Wednesday was the Irish Open Pro-Am, a two-tee start with the first group out at 7:30 AM. Everyone on the greenkeeping staff received their assignments the night before and after a short continental breakfast we headed out on the course with the goal to be out ahead of the first groups.
No flat-screen job board here!
There was an amazing fog and mist over the course, which provided both navigational hazards and incredible photo opportunities. The back nine of the course winds down by the River Bann (also the location of the club's River Course.) There was virtually no wind so we were advised to apply insect repellant as the midges would be out enforce. Those who didn't heed the warning were quickly uncomfortable.
Kevin Cavanan, volunteer from The Island Golf Club (where Marty Richardson is interning) mowing a green early Wednesday.
Mowing greens in anticipation of the Pro-Am.

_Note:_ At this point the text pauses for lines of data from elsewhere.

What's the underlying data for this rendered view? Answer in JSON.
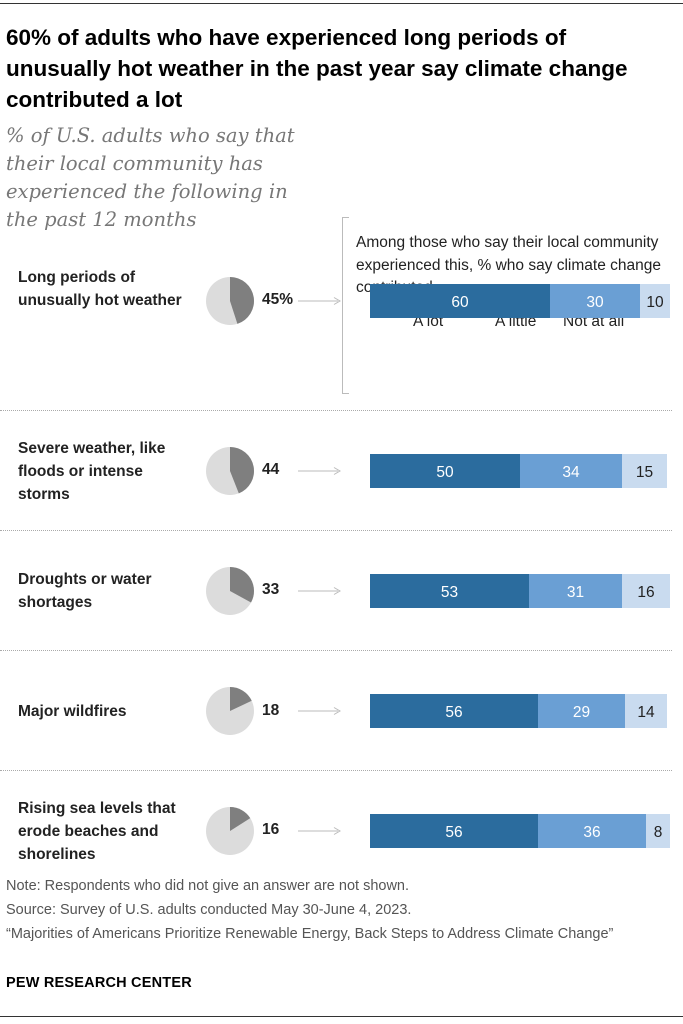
{
  "title": "60% of adults who have experienced long periods of unusually hot weather in the past year say climate change contributed a lot",
  "subtitle": "% of U.S. adults who say that their local community has experienced the following in the past 12 months",
  "callout": "Among those who say their local community experienced this, % who say climate change contributed …",
  "legend": [
    "A lot",
    "A little",
    "Not at all"
  ],
  "colors": {
    "a_lot": "#2b6c9e",
    "a_little": "#6a9fd4",
    "not_at_all": "#c9dbef",
    "pie_fill": "#7f7f7f",
    "pie_bg": "#dcdcdc"
  },
  "chart_data": {
    "type": "bar",
    "stacked": true,
    "categories": [
      "Long periods of unusually hot weather",
      "Severe weather, like floods or intense storms",
      "Droughts or water shortages",
      "Major wildfires",
      "Rising sea levels that erode beaches and shorelines"
    ],
    "experienced_pct": [
      45,
      44,
      33,
      18,
      16
    ],
    "experienced_labels": [
      "45%",
      "44",
      "33",
      "18",
      "16"
    ],
    "series": [
      {
        "name": "A lot",
        "values": [
          60,
          50,
          53,
          56,
          56
        ]
      },
      {
        "name": "A little",
        "values": [
          30,
          34,
          31,
          29,
          36
        ]
      },
      {
        "name": "Not at all",
        "values": [
          10,
          15,
          16,
          14,
          8
        ]
      }
    ],
    "xlim": [
      0,
      100
    ]
  },
  "notes": [
    "Note: Respondents who did not give an answer are not shown.",
    "Source: Survey of U.S. adults conducted May 30-June 4, 2023.",
    "“Majorities of Americans Prioritize Renewable Energy, Back Steps to Address Climate Change”"
  ],
  "brand": "PEW RESEARCH CENTER"
}
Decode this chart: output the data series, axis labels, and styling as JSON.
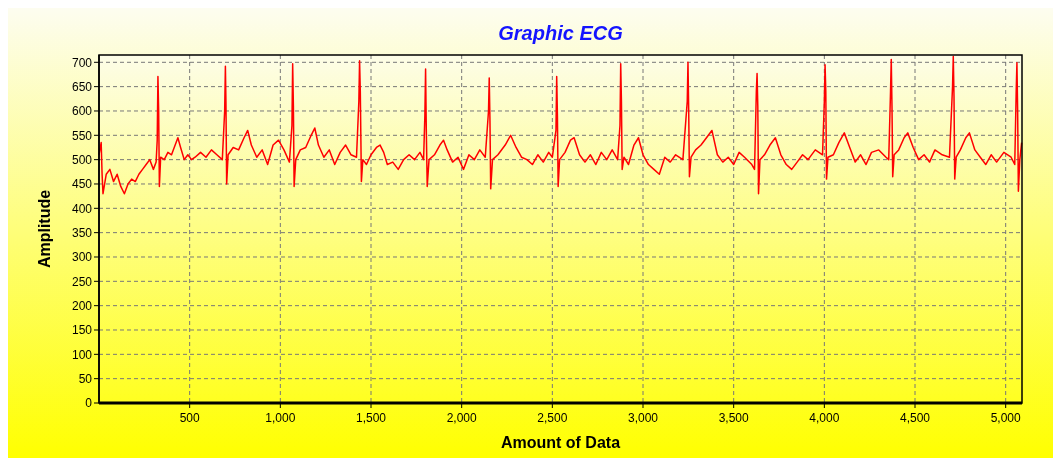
{
  "chart_data": {
    "type": "line",
    "title": "Graphic ECG",
    "xlabel": "Amount of Data",
    "ylabel": "Amplitude",
    "xlim": [
      0,
      5090
    ],
    "ylim": [
      0,
      715
    ],
    "xticks": [
      500,
      {
        "value": 1000,
        "label": "1,000"
      },
      {
        "value": 1500,
        "label": "1,500"
      },
      {
        "value": 2000,
        "label": "2,000"
      },
      {
        "value": 2500,
        "label": "2,500"
      },
      {
        "value": 3000,
        "label": "3,000"
      },
      {
        "value": 3500,
        "label": "3,500"
      },
      {
        "value": 4000,
        "label": "4,000"
      },
      {
        "value": 4500,
        "label": "4,500"
      },
      {
        "value": 5000,
        "label": "5,000"
      }
    ],
    "yticks": [
      0,
      50,
      100,
      150,
      200,
      250,
      300,
      350,
      400,
      450,
      500,
      550,
      600,
      650,
      700
    ],
    "grid": true,
    "marker": "none",
    "line_style": "solid",
    "series": [
      {
        "color": "#ff0000",
        "x": [
          0,
          12,
          17,
          22,
          40,
          60,
          80,
          100,
          120,
          140,
          160,
          180,
          200,
          220,
          240,
          260,
          280,
          300,
          315,
          321,
          325,
          329,
          333,
          340,
          360,
          380,
          400,
          420,
          435,
          450,
          470,
          490,
          510,
          530,
          560,
          590,
          620,
          650,
          680,
          693,
          697,
          700,
          704,
          712,
          740,
          770,
          800,
          820,
          840,
          870,
          900,
          930,
          960,
          990,
          1020,
          1050,
          1064,
          1068,
          1072,
          1076,
          1085,
          1110,
          1140,
          1170,
          1190,
          1210,
          1240,
          1270,
          1300,
          1330,
          1360,
          1390,
          1420,
          1433,
          1437,
          1441,
          1447,
          1455,
          1475,
          1500,
          1530,
          1550,
          1570,
          1590,
          1620,
          1650,
          1680,
          1710,
          1740,
          1770,
          1790,
          1797,
          1801,
          1805,
          1810,
          1820,
          1850,
          1880,
          1900,
          1920,
          1950,
          1980,
          2010,
          2040,
          2070,
          2100,
          2130,
          2148,
          2152,
          2156,
          2160,
          2170,
          2200,
          2240,
          2270,
          2300,
          2330,
          2360,
          2390,
          2420,
          2450,
          2480,
          2500,
          2520,
          2524,
          2528,
          2532,
          2540,
          2570,
          2600,
          2620,
          2650,
          2680,
          2710,
          2740,
          2770,
          2800,
          2830,
          2860,
          2873,
          2877,
          2881,
          2885,
          2895,
          2920,
          2950,
          2975,
          3000,
          3030,
          3060,
          3090,
          3120,
          3150,
          3180,
          3220,
          3244,
          3248,
          3252,
          3256,
          3265,
          3290,
          3320,
          3350,
          3380,
          3410,
          3440,
          3470,
          3500,
          3530,
          3560,
          3600,
          3615,
          3625,
          3629,
          3633,
          3637,
          3645,
          3670,
          3700,
          3730,
          3760,
          3790,
          3820,
          3850,
          3880,
          3910,
          3950,
          3990,
          4000,
          4004,
          4008,
          4012,
          4020,
          4050,
          4080,
          4110,
          4140,
          4170,
          4200,
          4230,
          4260,
          4300,
          4340,
          4355,
          4365,
          4369,
          4373,
          4377,
          4385,
          4410,
          4440,
          4460,
          4490,
          4520,
          4550,
          4580,
          4610,
          4650,
          4690,
          4707,
          4711,
          4715,
          4719,
          4727,
          4750,
          4780,
          4800,
          4830,
          4860,
          4890,
          4920,
          4950,
          4990,
          5030,
          5050,
          5058,
          5062,
          5066,
          5070,
          5078,
          5088
        ],
        "values": [
          510,
          535,
          470,
          430,
          470,
          480,
          455,
          470,
          445,
          430,
          450,
          460,
          455,
          470,
          480,
          490,
          500,
          480,
          495,
          540,
          671,
          600,
          445,
          505,
          500,
          515,
          510,
          530,
          545,
          525,
          500,
          510,
          500,
          505,
          515,
          505,
          520,
          510,
          500,
          600,
          692,
          620,
          450,
          510,
          525,
          520,
          545,
          560,
          530,
          505,
          520,
          490,
          530,
          540,
          520,
          495,
          570,
          697,
          610,
          445,
          500,
          520,
          525,
          550,
          565,
          530,
          505,
          520,
          490,
          515,
          530,
          510,
          505,
          620,
          703,
          640,
          455,
          500,
          490,
          510,
          525,
          530,
          515,
          490,
          495,
          480,
          500,
          510,
          500,
          515,
          500,
          590,
          686,
          560,
          445,
          500,
          510,
          530,
          540,
          520,
          495,
          505,
          480,
          510,
          500,
          520,
          505,
          600,
          668,
          580,
          440,
          500,
          510,
          530,
          550,
          525,
          505,
          500,
          490,
          510,
          495,
          515,
          505,
          560,
          671,
          590,
          445,
          500,
          515,
          540,
          545,
          510,
          495,
          510,
          490,
          515,
          500,
          520,
          500,
          570,
          697,
          620,
          480,
          505,
          490,
          530,
          545,
          510,
          490,
          480,
          470,
          505,
          495,
          510,
          500,
          620,
          700,
          600,
          465,
          505,
          520,
          530,
          545,
          560,
          510,
          495,
          505,
          490,
          515,
          505,
          490,
          480,
          640,
          677,
          610,
          430,
          500,
          510,
          530,
          545,
          510,
          490,
          480,
          495,
          510,
          500,
          520,
          510,
          620,
          695,
          640,
          460,
          505,
          510,
          535,
          555,
          525,
          495,
          510,
          490,
          515,
          520,
          505,
          500,
          640,
          706,
          610,
          465,
          510,
          520,
          545,
          555,
          525,
          500,
          510,
          495,
          520,
          510,
          505,
          650,
          712,
          630,
          460,
          505,
          520,
          545,
          555,
          520,
          505,
          490,
          510,
          495,
          515,
          505,
          490,
          640,
          699,
          600,
          435,
          500,
          535
        ]
      }
    ]
  }
}
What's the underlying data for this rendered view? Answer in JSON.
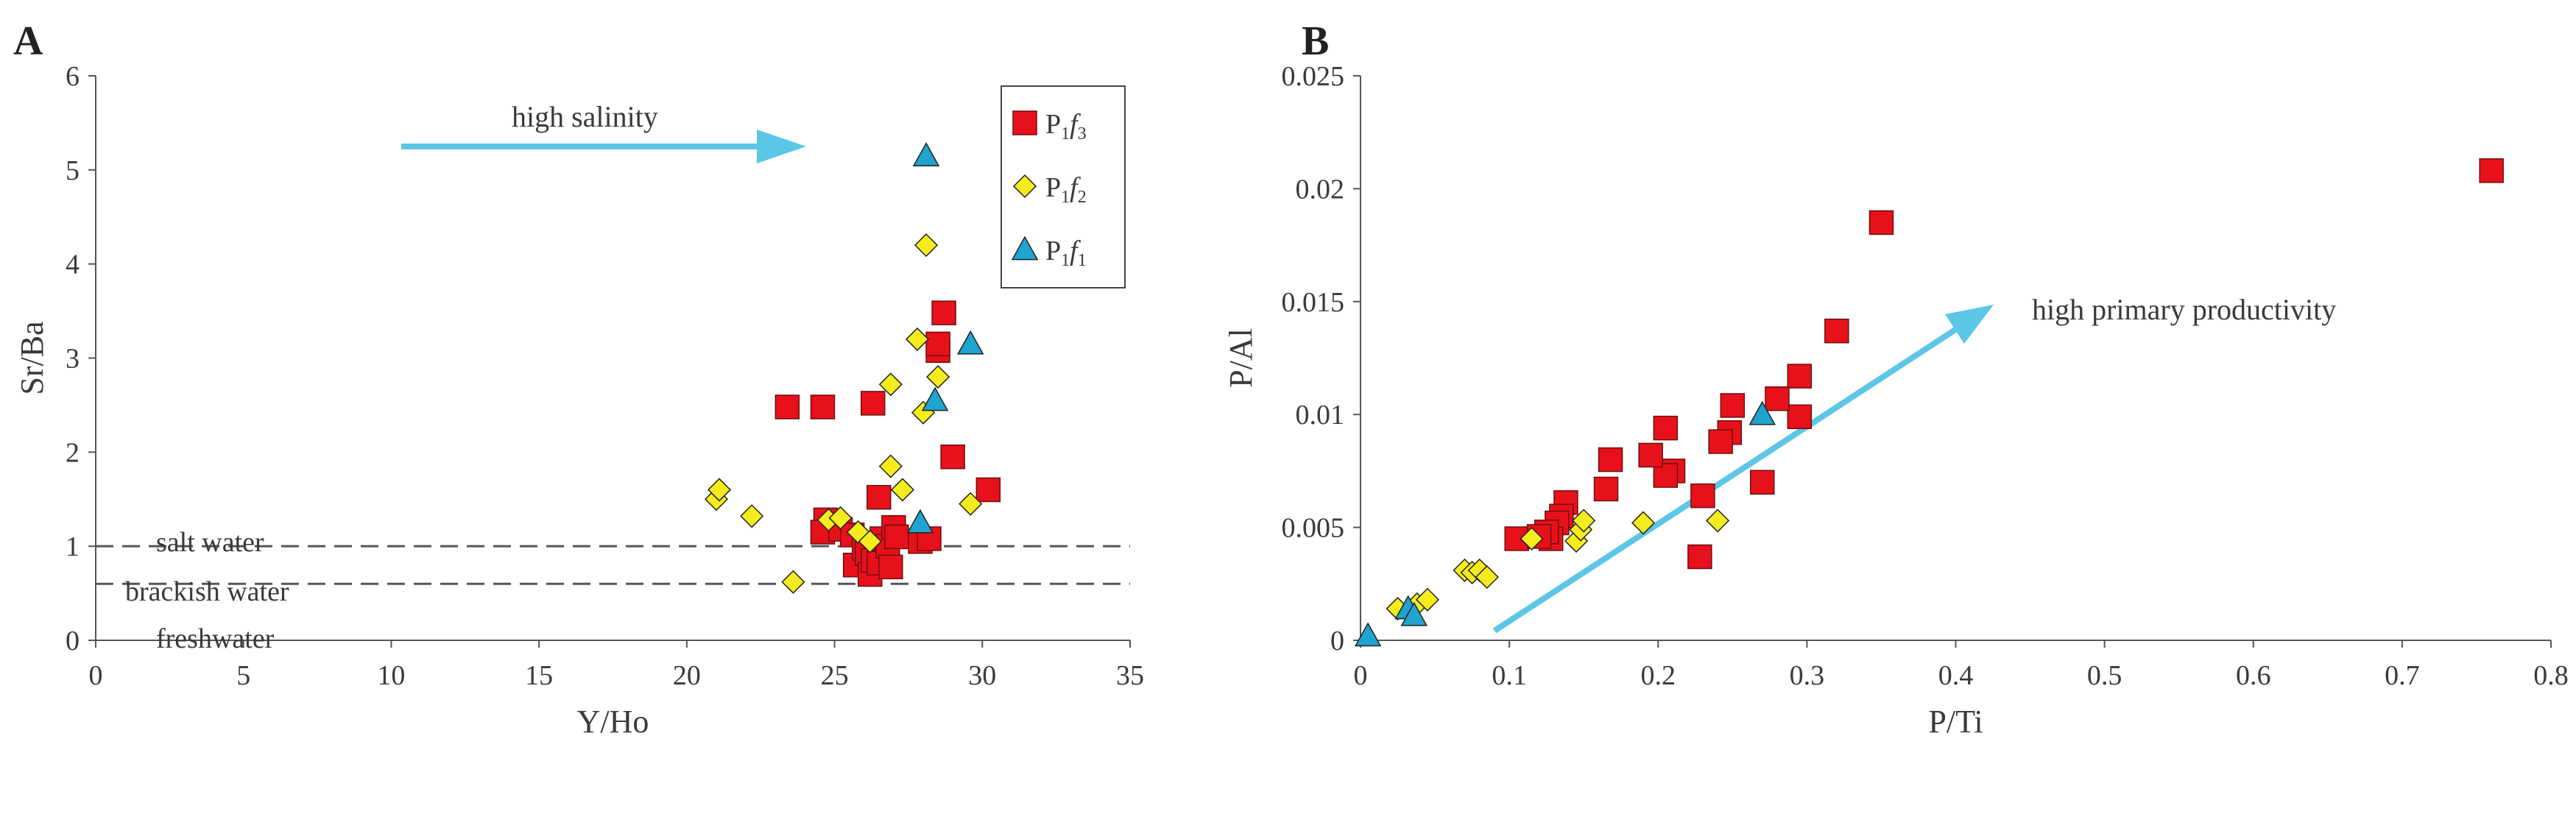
{
  "colors": {
    "p3": "#e8111b",
    "p2": "#f5ec1e",
    "p1": "#1fa3cf",
    "arrow": "#5cc6e6",
    "axis": "#555555"
  },
  "chart_data": [
    {
      "type": "scatter",
      "panel": "A",
      "xlabel": "Y/Ho",
      "ylabel": "Sr/Ba",
      "xlim": [
        0,
        35
      ],
      "ylim": [
        0,
        6
      ],
      "xticks": [
        "0",
        "5",
        "10",
        "15",
        "20",
        "25",
        "30",
        "35"
      ],
      "yticks": [
        "0",
        "1",
        "2",
        "3",
        "4",
        "5",
        "6"
      ],
      "grid": false,
      "legend_position": "top-right",
      "legend": [
        {
          "key": "p3",
          "base": "P",
          "sub": "1",
          "ital": "f",
          "sub2": "3",
          "marker": "square"
        },
        {
          "key": "p2",
          "base": "P",
          "sub": "1",
          "ital": "f",
          "sub2": "2",
          "marker": "diamond"
        },
        {
          "key": "p1",
          "base": "P",
          "sub": "1",
          "ital": "f",
          "sub2": "1",
          "marker": "triangle"
        }
      ],
      "reference_lines": [
        {
          "y": 1.0
        },
        {
          "y": 0.6
        }
      ],
      "zone_labels": [
        "salt water",
        "brackish water",
        "freshwater"
      ],
      "annotation": "high salinity",
      "series": [
        {
          "key": "p3",
          "marker": "square",
          "points": [
            [
              23.4,
              2.48
            ],
            [
              24.6,
              2.48
            ],
            [
              26.3,
              2.52
            ],
            [
              26.5,
              1.52
            ],
            [
              24.7,
              1.28
            ],
            [
              24.6,
              1.15
            ],
            [
              25.2,
              1.18
            ],
            [
              25.6,
              1.12
            ],
            [
              25.7,
              0.8
            ],
            [
              26.0,
              0.98
            ],
            [
              26.1,
              0.92
            ],
            [
              26.2,
              0.7
            ],
            [
              26.3,
              0.85
            ],
            [
              26.5,
              0.82
            ],
            [
              26.6,
              1.08
            ],
            [
              26.8,
              1.0
            ],
            [
              26.9,
              0.78
            ],
            [
              27.0,
              1.2
            ],
            [
              27.1,
              1.1
            ],
            [
              27.9,
              1.05
            ],
            [
              28.2,
              1.08
            ],
            [
              28.5,
              3.08
            ],
            [
              28.5,
              3.15
            ],
            [
              28.7,
              3.48
            ],
            [
              29.0,
              1.95
            ],
            [
              30.2,
              1.6
            ]
          ]
        },
        {
          "key": "p2",
          "marker": "diamond",
          "points": [
            [
              21.0,
              1.5
            ],
            [
              21.1,
              1.6
            ],
            [
              22.2,
              1.32
            ],
            [
              23.6,
              0.62
            ],
            [
              24.8,
              1.28
            ],
            [
              25.2,
              1.3
            ],
            [
              25.8,
              1.15
            ],
            [
              26.2,
              1.05
            ],
            [
              26.9,
              1.85
            ],
            [
              26.9,
              2.72
            ],
            [
              27.3,
              1.6
            ],
            [
              27.8,
              3.2
            ],
            [
              28.0,
              2.42
            ],
            [
              28.1,
              4.2
            ],
            [
              28.5,
              2.8
            ],
            [
              29.6,
              1.45
            ]
          ]
        },
        {
          "key": "p1",
          "marker": "triangle",
          "points": [
            [
              28.1,
              5.15
            ],
            [
              28.4,
              2.55
            ],
            [
              27.9,
              1.25
            ],
            [
              29.6,
              3.15
            ]
          ]
        }
      ]
    },
    {
      "type": "scatter",
      "panel": "B",
      "xlabel": "P/Ti",
      "ylabel": "P/Al",
      "xlim": [
        0,
        0.8
      ],
      "ylim": [
        0,
        0.025
      ],
      "xticks": [
        "0",
        "0.1",
        "0.2",
        "0.3",
        "0.4",
        "0.5",
        "0.6",
        "0.7",
        "0.8"
      ],
      "yticks": [
        "0",
        "0.005",
        "0.01",
        "0.015",
        "0.02",
        "0.025"
      ],
      "grid": false,
      "annotation": "high primary productivity",
      "series": [
        {
          "key": "p3",
          "marker": "square",
          "points": [
            [
              0.76,
              0.0208
            ],
            [
              0.35,
              0.0185
            ],
            [
              0.32,
              0.0137
            ],
            [
              0.295,
              0.0117
            ],
            [
              0.295,
              0.0099
            ],
            [
              0.28,
              0.0107
            ],
            [
              0.27,
              0.007
            ],
            [
              0.25,
              0.0104
            ],
            [
              0.248,
              0.0092
            ],
            [
              0.242,
              0.0088
            ],
            [
              0.23,
              0.0064
            ],
            [
              0.228,
              0.0037
            ],
            [
              0.21,
              0.0075
            ],
            [
              0.205,
              0.0094
            ],
            [
              0.205,
              0.0073
            ],
            [
              0.195,
              0.0082
            ],
            [
              0.168,
              0.008
            ],
            [
              0.165,
              0.0067
            ],
            [
              0.138,
              0.0061
            ],
            [
              0.135,
              0.0055
            ],
            [
              0.132,
              0.0052
            ],
            [
              0.128,
              0.0045
            ],
            [
              0.125,
              0.0048
            ],
            [
              0.105,
              0.0045
            ],
            [
              0.12,
              0.0046
            ]
          ]
        },
        {
          "key": "p2",
          "marker": "diamond",
          "points": [
            [
              0.025,
              0.0014
            ],
            [
              0.038,
              0.0016
            ],
            [
              0.045,
              0.0018
            ],
            [
              0.07,
              0.0031
            ],
            [
              0.075,
              0.003
            ],
            [
              0.08,
              0.0031
            ],
            [
              0.085,
              0.0028
            ],
            [
              0.115,
              0.0045
            ],
            [
              0.145,
              0.0044
            ],
            [
              0.148,
              0.0049
            ],
            [
              0.15,
              0.0053
            ],
            [
              0.19,
              0.0052
            ],
            [
              0.24,
              0.0053
            ]
          ]
        },
        {
          "key": "p1",
          "marker": "triangle",
          "points": [
            [
              0.005,
              0.0002
            ],
            [
              0.032,
              0.0014
            ],
            [
              0.036,
              0.0011
            ],
            [
              0.27,
              0.01
            ]
          ]
        }
      ]
    }
  ]
}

The crew was intent on providing outstanding conditions for this first day of full play on the course. There was also a full complement of marshals and other volunteers onsite. After three days of having the course to ourselves these participants were a were a welcome sight. The crew successfully stayed ahead of play and we were back for "second breakfast" -- the hot one around 8:30. That allowed for our usual break in the middle of the day.
Wednesday saw the arrival of our first and only female volunteer - Melissa Minnaard from The International Golf Club in Amsterdam.
We returned on schedule at 4 PM (evening meal) expecting to be back out on the course at 5 PM. As is often the case with large groups of golfers at an outing, the competition ran long and we had to wait to start the evening shift. The good news was that this far into the week we know our duties and the best routes around the course.
I was assigned to help clear the practice tee of divots with Stephen and Ingmar (both on the staff at Portstewart). Unfortunately for us the range was open until 8 PM and several pros decided to practice after the conclusion of the Pro-Am.
2016 Masters Champion and Olympic golfer Danny Willett posed for a photo with me and Ingmar.
The work itself consisted of raking the used divots, gathering them up in piles with a backpack blower and shoveling them into the back of a utility vehicle. While we might consider using a large turf vacuum in the States, owning such a machine makes little sense for a course with literally no trees.
Clearing the driving range of divots at the end of Pro-Am day.
Despite the delay in getting started our whole group made a quick turnaround and caught up with the rest of the staff and volunteers at the Anchor Bar in city centre. It wasn't a late night as we were mindful of the first day of play on Thursday.
There's an informal contest to see if anyone can spot David Escobedo when he's NOT smiling!
He seems to have forsaken Guinness for the more familiar Corona.